Dr Manuel Stoffers (E.P.M.)

Research profile

My present research is focused on the history of cycling cultures and of cycling as a mode of individual mass transport - a surprisingly neglected subject in Dutch academic historical research. 

My PhD dissertation (2007) dealt with The ‘age of nervousness' and its historians. The rise of the history of mentalities in Germany, 1889-1915. The dissertation set out to demonstrate that in the German Kaiserreich of the 1890s a new, academic form of cultural history developed, which was characterized by an interest in the history of collective psychological dispositions: perceptions, feelings, passions and sensibilities. Living at a time which they described as an ‘age of nervousness', the new cultural historians promoted a kind of ‘history of mentalities' (as similar historical research became known after World War II), or - in their own words - a form of ‘historical psychology', Menschengeschichte or Seelengeschichte.
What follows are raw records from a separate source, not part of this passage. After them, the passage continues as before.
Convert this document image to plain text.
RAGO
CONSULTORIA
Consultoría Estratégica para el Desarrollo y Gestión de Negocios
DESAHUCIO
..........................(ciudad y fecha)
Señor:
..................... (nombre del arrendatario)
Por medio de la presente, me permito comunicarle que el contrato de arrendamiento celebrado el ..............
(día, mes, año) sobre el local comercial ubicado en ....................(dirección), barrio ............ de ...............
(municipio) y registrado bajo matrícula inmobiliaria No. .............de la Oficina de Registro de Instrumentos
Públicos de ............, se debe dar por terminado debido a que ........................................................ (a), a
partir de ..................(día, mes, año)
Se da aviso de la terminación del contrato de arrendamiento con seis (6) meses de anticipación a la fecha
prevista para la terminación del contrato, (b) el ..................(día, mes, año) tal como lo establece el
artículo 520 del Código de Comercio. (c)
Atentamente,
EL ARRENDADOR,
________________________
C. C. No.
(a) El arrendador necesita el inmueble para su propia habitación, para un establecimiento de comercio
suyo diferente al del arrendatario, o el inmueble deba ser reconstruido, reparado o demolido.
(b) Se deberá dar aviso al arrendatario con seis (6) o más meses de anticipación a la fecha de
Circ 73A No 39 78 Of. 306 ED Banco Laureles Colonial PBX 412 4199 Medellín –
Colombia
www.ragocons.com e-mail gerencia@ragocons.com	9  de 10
The dissertation answers the questions how and why this variant of cultural history emerged in fin-de-siècle German academic historiography. The main characters of the dissertation are five German historians who, in the period 1889-1915, fervently committed themselves to changing academic historiography from a predominantly political orientation to an all-encompassing cultural perspective. In order of appearance these historians are: Eberhard Gothein (1853-1923, professor in Karlsruhe, Bonn and Heidelberg), Karl Lamprecht (1856-1915, professor in Bonn, Marburg and Leipzig), Georg Steinhausen (1866-1933, academic librarian in Jena and Kassel, and professor in Heidelberg), Kurt Breysig (1866-1940, professor in Berlin), and Walter Goetz (1867-1958, professor in Tübingen, Strasburg and Leipzig). The analysis of their intellectual development and careers, their historical work and political ideals forms the substance of this study in intellectual history (a full English summary is available from the download section).

Previous research concerned early-modern cultural and intellectual history, e.g. the attitudes and opinions of Erasmus of Rotterdam and eighteenth-century Dutch burghers concerning death. Together with classicist Pieter Thijs I researched the history of the publication and reception of a famous sixteenth-century specimen of the art of memory, Thomas Murners Logica memorativa, the oldest educational card game known. In another research article I traced the development of the twentieth-century reception of Erasmus of Rotterdam by analysing the most important biographies of the humanist published between 1900 and 1980.